I had two pet rats as a child. They were white with glassy pink eyes. (The pet shop also sold “pinkies” as snake food.) After a few years my rats became hopelessly ill and enfeebled. My father — perceiving with some dismay that the task fell to him — took the rats out to the garden to kill them. He had in mind a brief, firm strike to the head with a spade or rock. This was his inner negotiation, and his idea of a good death. After a little while he came back into the house and declared it done. We laid some flowers over the grave.
Years later my father confessed that, when it had come down to it, he’d been unable to strike the rats. Instead he’d buried them alive, watching in horror as their weak claws struggled against the soil he heaped on top of them. In his cowardice he’d given them a far more awful death than the one he’d planned, and his failure haunted him.
It haunts me, too, even though we’ve killed other rats, and so many more have died on our behalf. All the pills you take and vaccines you get and treatments you undergo and creams you apply have, in their secret history, the miserable lives and premature deaths of millions of rats and mice. In Siberia there is a bronze statue of a laboratory mouse knitting the DNA double helix, commemorating what mice have endured in the name of scientific research.
Once, when I was young, our house had a particularly unwelcome rat who was taking toothy bites out of all the fruit in our kitchen at night — and was even so brazen as to sink his teeth into my earlobe as I slept. We caught sight of him now and then on his furtive escapades and called him, unimaginatively, “the rat.” As it turned out, the name was deeply imaginative: we’d imagined this was a single rat when in fact it was about thirty or forty of them, as we discovered when we finally undertook the awful task of extermination. We chose poison, and it was the wrong choice. Its cruelty was soon made apparent. The rats, reduced to an agonized crawl, were now everywhere to be found. Too weak even for fear, they died in horrible slow motion all around us.
There was another infestation in my block recently, this time of mice. Everyone heard them scampering behind the drywall and roaming through the attic spaces. An e-mail chain started among the trustees about bringing in “rodent control.” Price quotes and methods were compared.

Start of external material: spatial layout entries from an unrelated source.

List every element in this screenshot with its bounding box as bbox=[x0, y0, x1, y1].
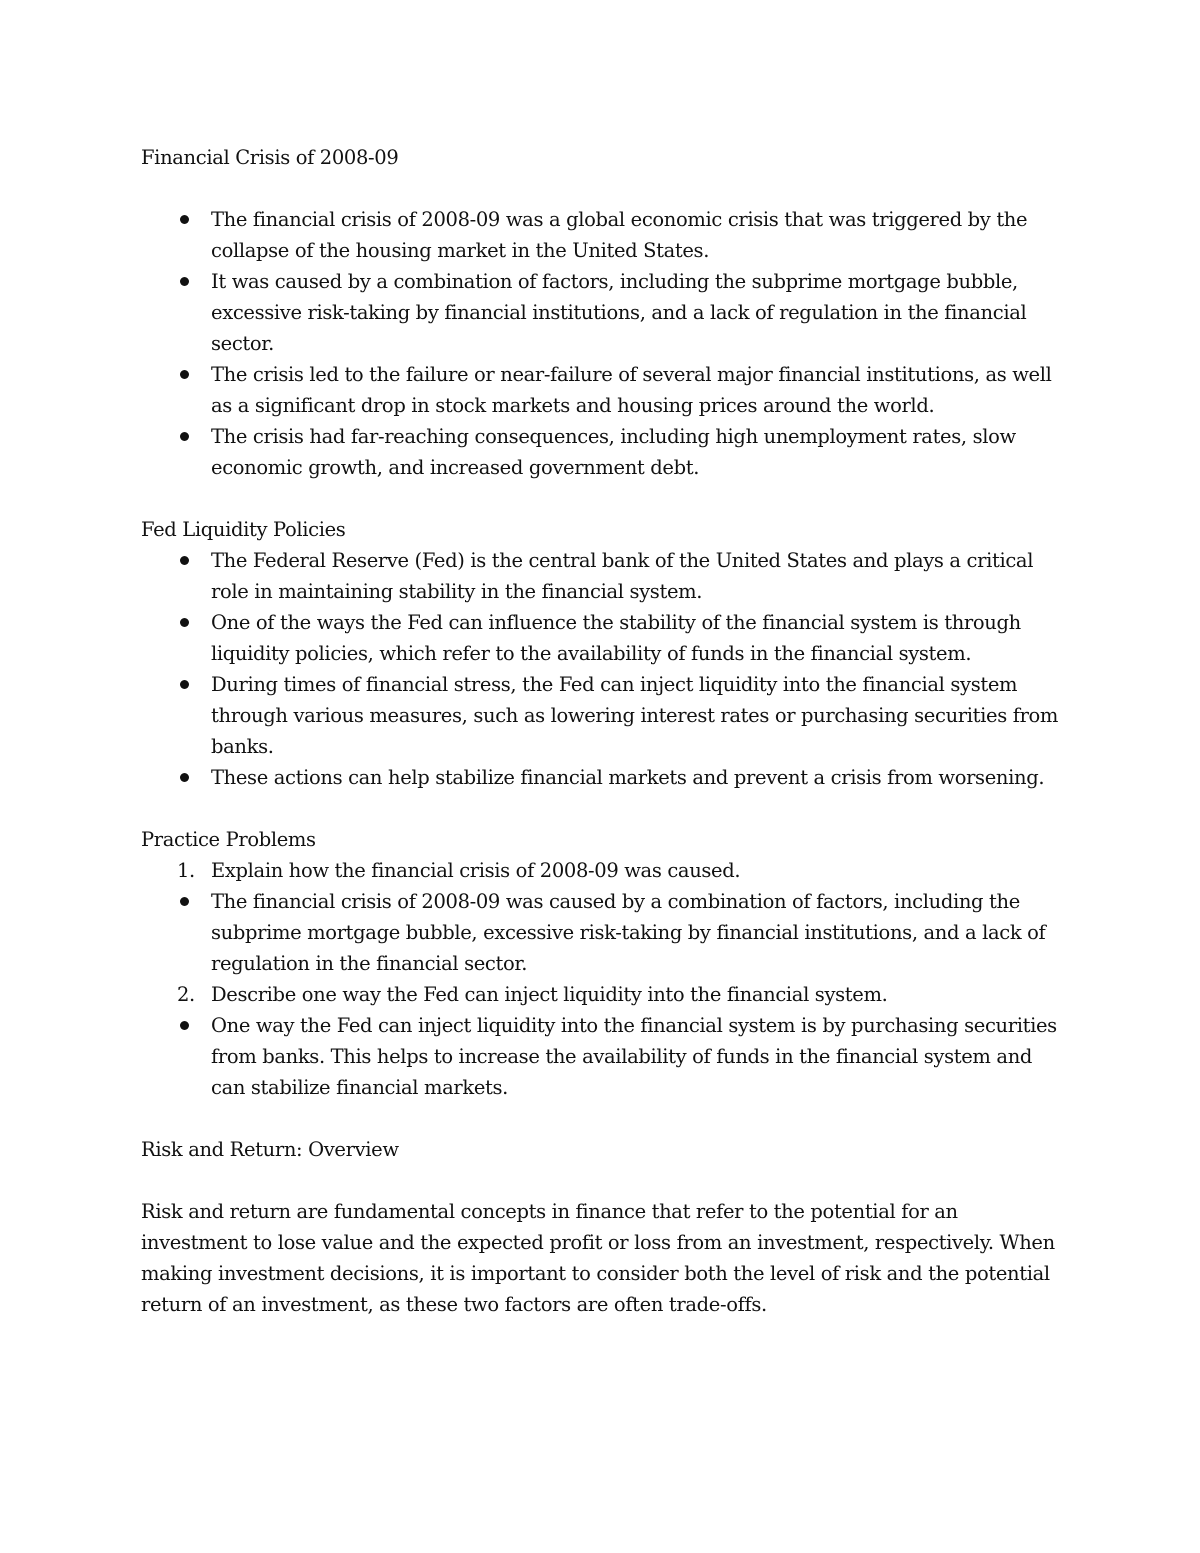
heading-practice-problems: Practice Problems bbox=[141, 828, 316, 851]
question-item bbox=[141, 855, 1066, 886]
list-item: The crisis led to the failure or near-failure of several major financial institutions, as well as a significant drop in stock markets and housing prices around the world. bbox=[141, 359, 1066, 421]
list-item: One of the ways the Fed can influence the stability of the financial system is through liquidity policies, which refer to the availability of funds in the financial system. bbox=[141, 607, 1066, 669]
answer-item: One way the Fed can inject liquidity into the financial system is by purchasing securities from banks. This helps to increase the availability of funds in the financial system and can stabilize financial markets. bbox=[141, 1010, 1066, 1103]
spacer bbox=[141, 793, 1066, 824]
question-text: Explain how the financial crisis of 2008-09 was caused. bbox=[211, 859, 741, 882]
heading-financial-crisis: Financial Crisis of 2008-09 bbox=[141, 146, 399, 169]
risk-return-paragraph: Risk and return are fundamental concepts in finance that refer to the potential for an investment to lose value and the expected profit or loss from an investment, respectively. When making investment decisions, it is important to consider both the level of risk and the potential return of an investment, as these two factors are often trade-offs. bbox=[141, 1200, 1055, 1316]
question-item bbox=[141, 979, 1066, 1010]
practice-list bbox=[141, 855, 1066, 1103]
crisis-bullet-list bbox=[141, 204, 1066, 483]
list-item: The crisis had far-reaching consequences, including high unemployment rates, slow economic growth, and increased government debt. bbox=[141, 421, 1066, 483]
heading-risk-return: Risk and Return: Overview bbox=[141, 1138, 399, 1161]
list-item: During times of financial stress, the Fed can inject liquidity into the financial system through various measures, such as lowering interest rates or purchasing securities from banks. bbox=[141, 669, 1066, 762]
heading-fed-liquidity: Fed Liquidity Policies bbox=[141, 518, 346, 541]
answer-item: The financial crisis of 2008-09 was caused by a combination of factors, including the subprime mortgage bubble, excessive risk-taking by financial institutions, and a lack of regulation in the financial sector. bbox=[141, 886, 1066, 979]
list-item: The financial crisis of 2008-09 was a global economic crisis that was triggered by the collapse of the housing market in the United States. bbox=[141, 204, 1066, 266]
question-text: Describe one way the Fed can inject liquidity into the financial system. bbox=[211, 983, 888, 1006]
document-content bbox=[141, 142, 1066, 1320]
spacer bbox=[141, 1165, 1066, 1196]
list-item: These actions can help stabilize financial markets and prevent a crisis from worsening. bbox=[141, 762, 1066, 793]
list-item: It was caused by a combination of factors, including the subprime mortgage bubble, excessive risk-taking by financial institutions, and a lack of regulation in the financial sector. bbox=[141, 266, 1066, 359]
list-item: The Federal Reserve (Fed) is the central bank of the United States and plays a critical role in maintaining stability in the financial system. bbox=[141, 545, 1066, 607]
spacer bbox=[141, 483, 1066, 514]
fed-bullet-list bbox=[141, 545, 1066, 793]
spacer bbox=[141, 173, 1066, 204]
question-number: 2. bbox=[177, 983, 195, 1006]
spacer bbox=[141, 1103, 1066, 1134]
question-number: 1. bbox=[177, 859, 195, 882]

Meanwhile one of these mice was loose in my flat. My cats were ricocheting around the furniture in constant pursuit. They crawled behind the bookshelves and sent half of the classics crashing to the floor. They clambered beneath the kitchen counters in predatory delirium. This was no ordinary mouse, though. This mouse was Jason Bourne, and it evaded them at every turn. Finally it found a place beneath the piano where it was truly unreachable. The cats’ constant vigil lasted for days, each relieving the other from duty, knowing their prey would eventually have to relent and venture out.
At some point, however, this mouse had become a cherished mouse. I’d begun to root for it. I prepared tiny meals — bottle caps filled with water and hunks of bread and cheese — and pushed them beneath the piano on a sheet of cardboard. When I found that my offerings had been accepted, I shone with a quiet satisfaction. It was an unlikely collaboration, sure, fundamentally compromised on almost all fronts. (The trustees had by now booked the “rodent inspection.”) But for a little while the mouse and I were in it together.
Beyond those four walls, the world was both cruel and beautiful: civilizations rose and fell; the great sky flashed; the deep sea yearned. But within them, a mouse had made it through another day.